If the urge to self-harm is related to feeling of anger, sometimes punching a pillow or tearing a piece of paper can be a helpful outlet. The key is to stay busy and active until the feelings subside.
Self-harming is a dangerous activity. Learning how to divert the impulse to self-harm keeps the teenager out of immediate danger. However, the underlying reasons that make a person want to self-harm need to be addressed in order to ensure the teen learns healthy ways to express emotion and cope with all the stresses that accompany the transition into adulthood.
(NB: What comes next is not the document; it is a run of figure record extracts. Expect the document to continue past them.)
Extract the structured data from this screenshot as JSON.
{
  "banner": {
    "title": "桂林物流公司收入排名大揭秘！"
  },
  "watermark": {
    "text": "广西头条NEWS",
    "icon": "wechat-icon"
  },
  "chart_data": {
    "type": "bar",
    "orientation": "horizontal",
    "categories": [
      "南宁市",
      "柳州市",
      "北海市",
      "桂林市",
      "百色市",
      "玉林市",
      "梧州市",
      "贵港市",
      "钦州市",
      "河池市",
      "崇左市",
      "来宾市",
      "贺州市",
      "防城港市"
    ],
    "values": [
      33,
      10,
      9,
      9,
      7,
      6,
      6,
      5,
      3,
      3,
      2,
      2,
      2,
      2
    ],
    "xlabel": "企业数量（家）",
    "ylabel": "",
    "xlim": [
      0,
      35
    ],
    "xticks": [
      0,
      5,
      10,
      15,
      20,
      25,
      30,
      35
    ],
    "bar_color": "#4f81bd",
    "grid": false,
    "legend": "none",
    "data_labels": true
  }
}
Long-Term Goal: Address Underlying Issues
To address the reasons why a person wants to self-harm, professional counseling is often advised, preferably with a therapist trained in treating cutting or other forms of self-mutilation. Teenagers who practice self-harm tend to be introverted and may have difficulty talking openly about their innermost feelings. Therefore, a therapist that the teen feels comfortable with, and who will be supportive, is important. Typically, the therapist will request one-on-one sessions with the teen as well as family counseling sessions that include the teen’s parents.
Depending on what the counseling reveals, the therapist may recommend that the teen take medication to treat underlying psychological issues. The most commonly prescribed medications for teenagers trying to overcome self-harming tendencies are antidepressants. Due to potential severe side effects, these decisions are made on a case-by-case basis.
Teens that self-harm often struggle with emotional issues, but self-harm doesn’t necessarily indicate an underlying psychological disorder. In some cases, however, an underlying mental illness is present — such as depression or borderline personality disorder — that is contributing to the drive to self-harm. Therapy can help identify and treat such mental illnesses.